My favorite harbor is where I currently keep my boat, Bucks Harbor on the western end of Eggemoggin Reach. It's very protected and well located for a sail in Pen Bay or to head eastward down the Reach or straight out to the islands around Deer Isle, Isle au Haut and the Fox Islands (North and Vinalhaven). There's a small general store that has an outstanding restaurant in the back of the same building a short walk from the marina dock or yacht club. Fuel and water available at Bucks Harbor Marine, water only at the yacht club dock. I also like sailing out around Deer Isle and North Haven and Vinalhaven. Arriving from the southwest, it's fun to pass between North Haven and Vinalhaven via the Fox Islands Thorofare as you proceed towards MDI. Anchor off the beach at Butter Island and go ashore and follow short path to the highest point and enjoy the view from granite bench. There's a fleet of schooners out of Camden and Rockland that regularly ply the waters between Pen Bay and MDI and anchor among the many islands in between. Quite a beautiful site to see them sailing or even just at anchor. Several of them have only a yawlboat for auxiliary power. 

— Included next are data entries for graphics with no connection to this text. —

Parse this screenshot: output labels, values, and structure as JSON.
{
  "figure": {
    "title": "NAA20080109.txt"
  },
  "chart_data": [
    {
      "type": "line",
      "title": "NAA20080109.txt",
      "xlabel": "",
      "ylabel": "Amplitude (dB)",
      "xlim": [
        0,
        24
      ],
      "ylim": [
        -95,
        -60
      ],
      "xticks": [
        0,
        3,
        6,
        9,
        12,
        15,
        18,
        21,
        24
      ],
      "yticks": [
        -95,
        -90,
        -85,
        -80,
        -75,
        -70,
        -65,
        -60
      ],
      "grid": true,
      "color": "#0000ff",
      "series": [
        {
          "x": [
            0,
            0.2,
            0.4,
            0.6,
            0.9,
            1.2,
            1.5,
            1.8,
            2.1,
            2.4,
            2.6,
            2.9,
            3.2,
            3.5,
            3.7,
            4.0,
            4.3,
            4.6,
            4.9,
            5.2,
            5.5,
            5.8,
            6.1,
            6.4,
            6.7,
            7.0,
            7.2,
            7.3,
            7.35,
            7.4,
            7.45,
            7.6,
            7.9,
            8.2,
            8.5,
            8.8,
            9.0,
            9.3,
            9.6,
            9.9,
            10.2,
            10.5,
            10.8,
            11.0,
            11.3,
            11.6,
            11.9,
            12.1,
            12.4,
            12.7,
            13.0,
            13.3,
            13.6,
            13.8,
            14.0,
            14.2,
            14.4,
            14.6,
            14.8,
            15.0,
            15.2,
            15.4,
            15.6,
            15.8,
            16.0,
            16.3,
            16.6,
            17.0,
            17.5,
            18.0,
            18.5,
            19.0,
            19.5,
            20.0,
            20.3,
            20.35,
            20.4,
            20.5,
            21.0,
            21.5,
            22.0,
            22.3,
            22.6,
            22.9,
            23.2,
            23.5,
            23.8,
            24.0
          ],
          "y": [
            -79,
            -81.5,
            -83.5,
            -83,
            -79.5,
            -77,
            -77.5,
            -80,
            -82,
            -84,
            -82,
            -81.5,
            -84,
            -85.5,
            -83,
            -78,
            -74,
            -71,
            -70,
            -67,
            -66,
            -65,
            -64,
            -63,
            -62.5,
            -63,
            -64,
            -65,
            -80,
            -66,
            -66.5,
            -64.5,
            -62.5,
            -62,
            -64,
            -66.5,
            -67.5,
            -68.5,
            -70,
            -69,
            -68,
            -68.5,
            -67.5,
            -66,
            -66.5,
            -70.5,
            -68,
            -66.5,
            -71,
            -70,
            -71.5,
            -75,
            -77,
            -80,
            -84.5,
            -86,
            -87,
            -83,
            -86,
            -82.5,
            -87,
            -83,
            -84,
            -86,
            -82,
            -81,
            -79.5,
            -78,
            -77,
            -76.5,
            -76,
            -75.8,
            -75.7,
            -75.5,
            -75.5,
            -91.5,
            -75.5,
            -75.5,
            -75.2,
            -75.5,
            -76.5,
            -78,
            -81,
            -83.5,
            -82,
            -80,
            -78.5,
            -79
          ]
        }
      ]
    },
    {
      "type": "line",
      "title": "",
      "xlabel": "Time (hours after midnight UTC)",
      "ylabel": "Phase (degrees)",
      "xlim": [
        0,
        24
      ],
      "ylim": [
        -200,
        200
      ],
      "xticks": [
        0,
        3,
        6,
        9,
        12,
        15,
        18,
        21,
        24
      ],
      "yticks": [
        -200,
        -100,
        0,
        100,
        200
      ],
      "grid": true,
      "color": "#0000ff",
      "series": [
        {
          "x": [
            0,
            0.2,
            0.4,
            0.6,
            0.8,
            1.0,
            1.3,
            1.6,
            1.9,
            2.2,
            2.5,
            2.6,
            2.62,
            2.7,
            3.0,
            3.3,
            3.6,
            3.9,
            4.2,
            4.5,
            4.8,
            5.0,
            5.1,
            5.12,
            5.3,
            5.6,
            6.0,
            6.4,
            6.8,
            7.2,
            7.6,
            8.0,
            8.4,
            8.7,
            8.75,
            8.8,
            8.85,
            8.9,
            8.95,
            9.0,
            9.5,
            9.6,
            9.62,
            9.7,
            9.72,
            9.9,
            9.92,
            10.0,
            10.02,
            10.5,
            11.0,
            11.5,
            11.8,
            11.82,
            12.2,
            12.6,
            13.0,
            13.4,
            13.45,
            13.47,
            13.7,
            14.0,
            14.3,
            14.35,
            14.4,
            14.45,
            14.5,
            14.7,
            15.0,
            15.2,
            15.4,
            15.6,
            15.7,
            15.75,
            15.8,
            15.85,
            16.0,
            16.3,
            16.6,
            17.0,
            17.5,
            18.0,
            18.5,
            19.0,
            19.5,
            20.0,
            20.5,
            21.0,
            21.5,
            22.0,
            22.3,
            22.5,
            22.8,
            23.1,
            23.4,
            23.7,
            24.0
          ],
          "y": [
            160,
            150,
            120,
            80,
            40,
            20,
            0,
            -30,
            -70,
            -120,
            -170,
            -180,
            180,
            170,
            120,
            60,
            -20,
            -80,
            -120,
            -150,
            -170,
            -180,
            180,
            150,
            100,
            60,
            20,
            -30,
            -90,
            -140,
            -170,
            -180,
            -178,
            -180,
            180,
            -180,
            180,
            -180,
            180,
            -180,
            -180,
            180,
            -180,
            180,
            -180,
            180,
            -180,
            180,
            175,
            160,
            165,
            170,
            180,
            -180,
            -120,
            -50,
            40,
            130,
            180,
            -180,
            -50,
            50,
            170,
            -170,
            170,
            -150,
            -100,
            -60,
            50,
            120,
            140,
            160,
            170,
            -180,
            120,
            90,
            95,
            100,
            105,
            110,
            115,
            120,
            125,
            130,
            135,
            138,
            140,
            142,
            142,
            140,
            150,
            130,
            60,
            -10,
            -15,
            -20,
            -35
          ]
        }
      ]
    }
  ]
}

The MDI area is a great cruising area in itself so you really don't need to range too far afield if you plan to make SW Harbor your base. Bar Harbor is frequently rolly so best to limit a visit to during the day and spend the night somewhere else. Very nice little art gallery a short walk from dock at Islesford Dock (restaurant on dock but call for evening reservations). You can take your dinghy from SW Harbor on a nice day or take the "mothership" and call ahead to use one of the restaurants moorings or anchor. NE Harbor is very full, I prefer SW, take a 15 minute round trip cruise through the harbor in your boat and you've pretty much seen it. Somes Sound is pretty, especially if it's rough or foggy outside. Use a Hinckley mooring at Valley Cove. A nice day trip is to Frenchville on Long Island, or if you want to enjoy an actual SAND(!) beach and probably have it all to yourself, check out Marshall Island nearby. Swans Islands Burntcoat is also nearby and a nice harbor. A nice short sail east from SW Harbor is Hancock Point. Anchor on the east side and go ashore at dock and walk about 1/4 mile uphill along road for dinner at Crocker House, one of my very favorite restaurants/inns anywhere. Outstanding food and ambience but casual dress is OK! Call ahead for reservations. 

Speaking of fog, we have lots of it but by late summer, less than in June. Also, the further east you go, the foggier is gets and the MDI area tends to be foggier than just ten or twenty miles further to the west. Sometimes it stays foggy for days. BUT, frequently, the warmth of a land mass will raise the air temp just enough to burn off the fog, so if you plan to sail in areas such as north of Bar Harbor or up Somes Sound or in Eggemoggin Reach or amongst the islands near Swans Island on these foggy days, you often can enjoy beautiful, sunny sailing conditions only a few miles from where those further from any land mass are completely closed in by thick fog. If you are approaching a harbor in extremely thick fog and wondering how in heck you'll even manage to find a dock or a particular mooring in less than 100' visibility, usually the fog will be much thinner once you enter a harbor due to it being surrounded by warmer land, so it's not as bad as it might seem from a few miles away. 

Woodenboat School is located in Brooklin on the eastern end of Eggemoggin Reach. They host the Woodenboat Regatta around the first of August. If you're in the area, don't miss it! Between 75-100 wooden boats of all shapes and sizes racing, quite a show! 

Anchor! Despite the rocky shorelines everywhere, almost every harbor bottom here is composed of a very thick clay/mud that is just about perfect for anchoring as long as you have a washdown pump to clean it off your chain. You can anchor almost anywhere and feel very secure. So, you aren't limited to harbors that have towns or other boats nearby. Also, the wind usually dies to almost nothing around dusk so unless there's a storm nearby, you can be pretty confident that even locations that seem exposed and windy at 3PM will be calm by nightfall. 

Tides. Plan on 10'-12' everywhere so don't fall into the trap of assuming that just because you sailed through there yesterday, you can do it again today. Take it into account when figuring appropriate scope for anchoring. Nuff said on that! 

Enjoy your visit, and welcome!


----------



## DFletcher2 (Aug 1, 2014)

What a well written and helpful post for anyone cruising Maine. Your love of those waters is evident. Thank you for sharing your personal favorites. Your cautions for fog and tides are noted. Thanks for the observation on bottoms for anchoring, I was wondering. I will try your restaurant recommendations. I will pull out my chart and will enjoy reviewing your cruise recommendations. 
Fair winds and following seas and long may your big jib draw,
Don
s/v Mary Sunshine


----------